Weiter schreibt er zu:
Reifendruck und Wattleistung
"Breite
Reifen werden mit niedrigerem Druck gefahren und verwinden sich daher unter den Pedaltritten des Fahrers anders. Dies kann ein Vorteil sein oder sich nachteilig auswirken. Bei breiten
Reifen kann der Reifendruck die Leistung beeinflussen, die der Fahrer auf die Pedale bringt (siehe "Planing" auf S. 58). Probiere aus, welcher Reifendruck für dich am besten funktioniert."
Und zu:
Reifendruck und Planing
"Der Flex eines Fahrrads kann auch über den Reifendruck abgestimmt werden. Dazu braucht man breite
Reifen. Wenn der Druck genau richtig gewählt wird, kann ein breiter
Reifen etwas nachgeben und so die überschüssige Energie der Pedaltritte speichern, um sie dann später wieder abzugeben. Für Bicycle Quarterly haben wir eine Reihe von recht steifen Allroad-Bikes getestet, deren Performance hervorragend war, wenn die
Reifen für Gravel-Fahrten mit relativ geringem Druck aufgepumpt waren. Als wir den Reifendruck dann für eine schnelle Ausfahrt auf asphaltierten Straßen erhöhten, war vom Planing nichts mehr zu spüren. Nachdem wir ein wenig Luft aus den
Reifen abgelassen hatten, waren die Räder wieder so leicht und schnell zu fahren wie zuvor. Scheinbar kann der richtige Reifendruck dazu führen, dass die Reifenflanken nachgeben und so ein "Planing" ermöglichen.

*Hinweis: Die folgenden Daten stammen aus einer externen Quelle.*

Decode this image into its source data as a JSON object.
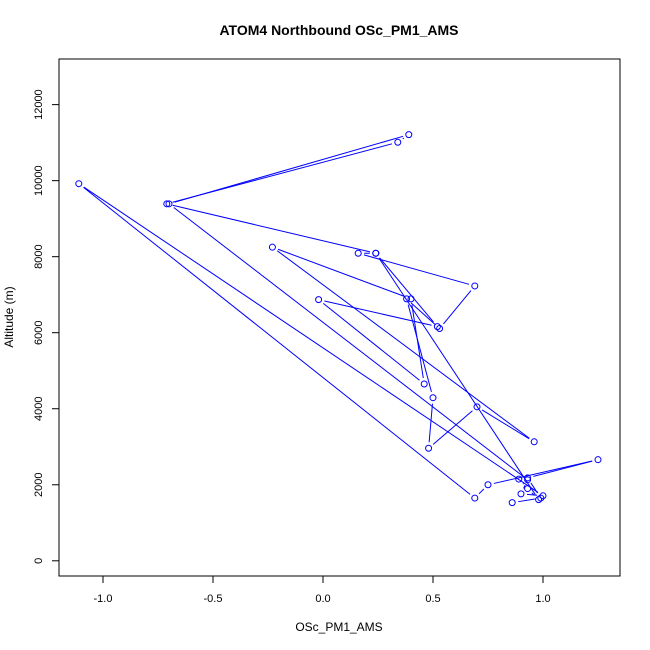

Es lohnt sich, mit dem Reifendruck zu experimentieren, um zu sehen, ob du die Leistungsfähigkeit deines Rads durch ein wenig mehr Nachgiebigkeit der
Reifen verbessern kannst."
Planing
"Das Konzept des Planings ist durch Doppelblindtests bestätigt worden. Wir haben dabei drei Räder getestet, die identisch waren (gleiche Geometrie, gleiche Komponenten, gleiche Farbe), außer dass eines eine andere Flex-Charakteristik aufwies (Ober- und Unterrohr mit dickeren Wänden). Die anderen beiden Räder waren komplett identisch. (Zwei identische Räder sind nötig, um zu prüfen, ob eine unbekannte Variable - Rahmenausrichtung, Lagerspiel, Rundlauf der Laufräder etc. - die Leistungsfähigkeit beeinflusst.)
Obwohl die Probanden nicht wussten, auf welchem Rad sie fuhren, war Fahrer A jedes Mal auf Rad Nr. 2 schneller. Im Schnitt brachte er 12% mehr Leistung auf die Pedale. Deshalb war auch seine Geschwindigkeit auf Rad Nr. 2 höher - um 6-8%. Fahrer A berichtete auch, dass sich die Räder anders fuhren: Auf Rad Nr. 2 fiel es ihm auch subjektiv leichter, mit voller Leistung bergauf zu fahren.
Die Konstruktionsunterschiede zwischen Rad Nr. 1 und Rad Nr. 2 waren gar nicht groß. Beide waren aus Stahlrohren mit Standarddurchmesser gebaut, doch waren die Rohrwände bei Rad Nr. 2 um 0,2 mm dünner. Dieser kleine Unterschied sorgte bereits dafür, dass Fahrer A auf Rad Nr. 2 wesentlich mehr Watt treten konnte.
Der Geschwindigkeitszugewinn um 6-8% ist mehr, als sich mit aerodynamischen oder superleichten Komponenten erreichen lässt. "Planing" kann auch erklären, warum manche Stahlrahmen ebenso schnell sind wie leichtere Carbonrahmen: Optimierte Flex Eigenschaften ermöglichen dem Fahrer, mehr Leistung zu bringen. Das hat einen größeren Effekt als kleine Gewichtsunterschiede zwischen den Fahrrädern. Nur wenn beide Räder die gleiche Flex-Charakteristik aufweisen, ist das leichtere Rad am Berg (geringfügig) schneller.
Aber zehrt die Verwindung des Rahmens nicht Energie? Wenn ein Rahmen sich verwindet, wird zwar Trittenergie absorbiert, diese wird jedoch zurück an den Antrieb übertragen, wenn er wieder seine ursprüngliche Form annimmt. Nur ganz wenig Energie geht durch Hysterese verloren. Theoretisch absorbieren Rahmen aus Metall weniger Energie als Carbonrahmen. In der Praxis sind die Unterschiede jedoch ohne Bedeutung."